GSoC 2022 Multi-outputs GPs

DanhPhan · March 20, 2022, 10:52am

Hi everyone, I am Danh Phan, a PhD candidate at Monash University, Australia. My research topic focuses on Machine learning (Bayesian methods, choice models, tree-based, and NNs) for intelligent transport systems. I have recently worked on the Multi-outputs Gaussian Process (GP) for generating people’s travel activity time.

I have used Pymc for a while, and submitted a couple of PRs to pymc and aesara thanks to the great support from @pymc_devs, especially @ricardoV94 @twiecki and @brandonwillard.

I would love to work on the Multi-output Gaussian Processes in PyMC, with the potential mentors @bwengals and @fonnesbeck.

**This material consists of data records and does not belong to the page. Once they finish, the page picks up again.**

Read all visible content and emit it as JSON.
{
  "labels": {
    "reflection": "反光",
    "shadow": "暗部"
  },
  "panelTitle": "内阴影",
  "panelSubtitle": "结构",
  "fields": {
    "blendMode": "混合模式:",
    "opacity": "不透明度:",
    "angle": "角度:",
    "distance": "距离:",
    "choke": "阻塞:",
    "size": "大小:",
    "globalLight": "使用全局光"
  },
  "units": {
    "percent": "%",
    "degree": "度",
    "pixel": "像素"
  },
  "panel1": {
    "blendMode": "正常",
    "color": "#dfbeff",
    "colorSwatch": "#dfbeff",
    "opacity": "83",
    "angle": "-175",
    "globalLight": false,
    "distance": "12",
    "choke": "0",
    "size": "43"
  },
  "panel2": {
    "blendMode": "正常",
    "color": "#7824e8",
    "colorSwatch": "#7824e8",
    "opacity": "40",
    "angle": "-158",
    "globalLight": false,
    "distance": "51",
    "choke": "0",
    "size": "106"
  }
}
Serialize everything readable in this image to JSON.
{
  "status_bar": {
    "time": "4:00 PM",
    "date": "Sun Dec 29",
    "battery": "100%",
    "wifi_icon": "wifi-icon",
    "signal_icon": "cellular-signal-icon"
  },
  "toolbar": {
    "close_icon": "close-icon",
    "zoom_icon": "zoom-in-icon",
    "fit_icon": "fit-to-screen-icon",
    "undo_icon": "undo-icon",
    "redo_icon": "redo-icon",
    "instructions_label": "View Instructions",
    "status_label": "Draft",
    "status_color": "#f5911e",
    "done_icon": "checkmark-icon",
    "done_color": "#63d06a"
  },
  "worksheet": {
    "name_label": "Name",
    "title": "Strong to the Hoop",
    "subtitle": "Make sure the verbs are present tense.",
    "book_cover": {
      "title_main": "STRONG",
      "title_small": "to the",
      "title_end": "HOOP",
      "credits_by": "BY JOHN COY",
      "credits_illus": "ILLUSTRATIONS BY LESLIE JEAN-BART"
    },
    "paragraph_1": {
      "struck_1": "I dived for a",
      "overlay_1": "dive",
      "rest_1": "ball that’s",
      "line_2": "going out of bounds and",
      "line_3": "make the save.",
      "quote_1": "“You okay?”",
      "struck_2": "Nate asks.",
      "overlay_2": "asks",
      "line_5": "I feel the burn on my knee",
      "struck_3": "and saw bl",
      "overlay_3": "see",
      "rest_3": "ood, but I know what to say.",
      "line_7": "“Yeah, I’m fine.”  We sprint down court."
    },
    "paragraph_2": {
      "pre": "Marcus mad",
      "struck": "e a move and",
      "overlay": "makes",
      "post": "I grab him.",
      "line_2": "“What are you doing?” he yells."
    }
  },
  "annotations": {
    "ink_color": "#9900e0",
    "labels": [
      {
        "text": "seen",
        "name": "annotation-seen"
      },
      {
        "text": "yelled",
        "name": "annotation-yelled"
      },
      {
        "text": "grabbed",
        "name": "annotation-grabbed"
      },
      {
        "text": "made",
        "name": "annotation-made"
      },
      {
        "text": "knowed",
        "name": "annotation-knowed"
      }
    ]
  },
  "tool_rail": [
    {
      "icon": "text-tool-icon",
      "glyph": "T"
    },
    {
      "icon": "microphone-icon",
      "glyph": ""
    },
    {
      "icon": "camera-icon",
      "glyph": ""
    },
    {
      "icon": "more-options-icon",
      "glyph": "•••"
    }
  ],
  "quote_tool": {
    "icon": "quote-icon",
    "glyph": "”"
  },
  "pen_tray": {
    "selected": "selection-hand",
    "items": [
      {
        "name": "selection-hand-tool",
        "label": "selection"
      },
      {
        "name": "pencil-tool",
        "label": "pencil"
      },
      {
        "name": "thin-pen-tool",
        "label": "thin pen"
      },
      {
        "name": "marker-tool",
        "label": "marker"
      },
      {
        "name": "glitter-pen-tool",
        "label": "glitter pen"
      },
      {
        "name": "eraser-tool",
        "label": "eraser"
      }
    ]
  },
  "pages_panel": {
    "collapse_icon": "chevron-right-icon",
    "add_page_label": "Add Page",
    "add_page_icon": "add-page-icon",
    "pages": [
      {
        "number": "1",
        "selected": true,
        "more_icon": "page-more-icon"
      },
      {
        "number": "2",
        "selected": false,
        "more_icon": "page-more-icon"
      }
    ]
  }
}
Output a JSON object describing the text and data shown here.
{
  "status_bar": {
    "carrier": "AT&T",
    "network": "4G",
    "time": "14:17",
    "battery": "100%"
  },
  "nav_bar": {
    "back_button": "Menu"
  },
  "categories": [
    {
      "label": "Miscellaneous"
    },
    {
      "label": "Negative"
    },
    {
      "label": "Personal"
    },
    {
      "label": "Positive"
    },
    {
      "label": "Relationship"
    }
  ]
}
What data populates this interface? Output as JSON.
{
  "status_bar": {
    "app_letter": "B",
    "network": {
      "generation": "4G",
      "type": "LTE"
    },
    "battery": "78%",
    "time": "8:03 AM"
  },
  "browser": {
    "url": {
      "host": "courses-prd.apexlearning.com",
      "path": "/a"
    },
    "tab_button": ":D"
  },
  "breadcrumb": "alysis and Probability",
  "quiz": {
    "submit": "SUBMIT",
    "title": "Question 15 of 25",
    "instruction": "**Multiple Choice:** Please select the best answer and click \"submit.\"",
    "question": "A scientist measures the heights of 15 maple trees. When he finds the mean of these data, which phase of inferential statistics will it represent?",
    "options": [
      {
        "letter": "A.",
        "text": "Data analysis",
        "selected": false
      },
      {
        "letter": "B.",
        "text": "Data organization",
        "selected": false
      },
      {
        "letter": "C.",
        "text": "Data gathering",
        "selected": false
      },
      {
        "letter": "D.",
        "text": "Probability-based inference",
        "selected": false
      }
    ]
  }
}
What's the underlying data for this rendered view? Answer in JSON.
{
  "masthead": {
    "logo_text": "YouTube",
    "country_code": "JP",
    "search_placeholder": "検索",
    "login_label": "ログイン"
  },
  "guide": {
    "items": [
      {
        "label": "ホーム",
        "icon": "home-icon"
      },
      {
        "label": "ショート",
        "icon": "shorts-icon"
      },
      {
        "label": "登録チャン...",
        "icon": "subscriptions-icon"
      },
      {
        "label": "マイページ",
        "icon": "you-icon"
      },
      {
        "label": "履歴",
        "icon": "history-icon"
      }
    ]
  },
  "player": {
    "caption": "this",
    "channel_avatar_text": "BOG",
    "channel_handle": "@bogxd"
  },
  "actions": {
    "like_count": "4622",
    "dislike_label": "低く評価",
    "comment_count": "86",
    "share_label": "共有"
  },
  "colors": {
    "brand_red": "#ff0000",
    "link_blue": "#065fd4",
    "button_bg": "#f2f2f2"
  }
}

This project aims to extend the pymc.gp module to support for multi-output GPs. The tentative main tasks of this project may include:

Implement a MutitaskMean class that work well with current Mean classes in pymc.gp.mean
Upgrade the Coregionalization kernel (I see that we already have Coregion kernel in pymc.gp.cov, but it may need to be improved to accommodate multi-outputs), support Intrinsic coregionalization model (ICM), Semiparametric Latent Factor Model (SLFM), and Linear model of coregionalization (LMC) kernel.
Implement an Index kernel, and then a Hadamard kernel that wraps any kernel (like ExpQuad (RBF), Matern32, …) with the Index kernel.
Write tests for these new classes, and test their compatibility with other Mean and Cov kernels function/class in pymc.gp module. Make sure the compatibility between different Mean and Cov classes.
Write documents and examples for Multi-output GPs.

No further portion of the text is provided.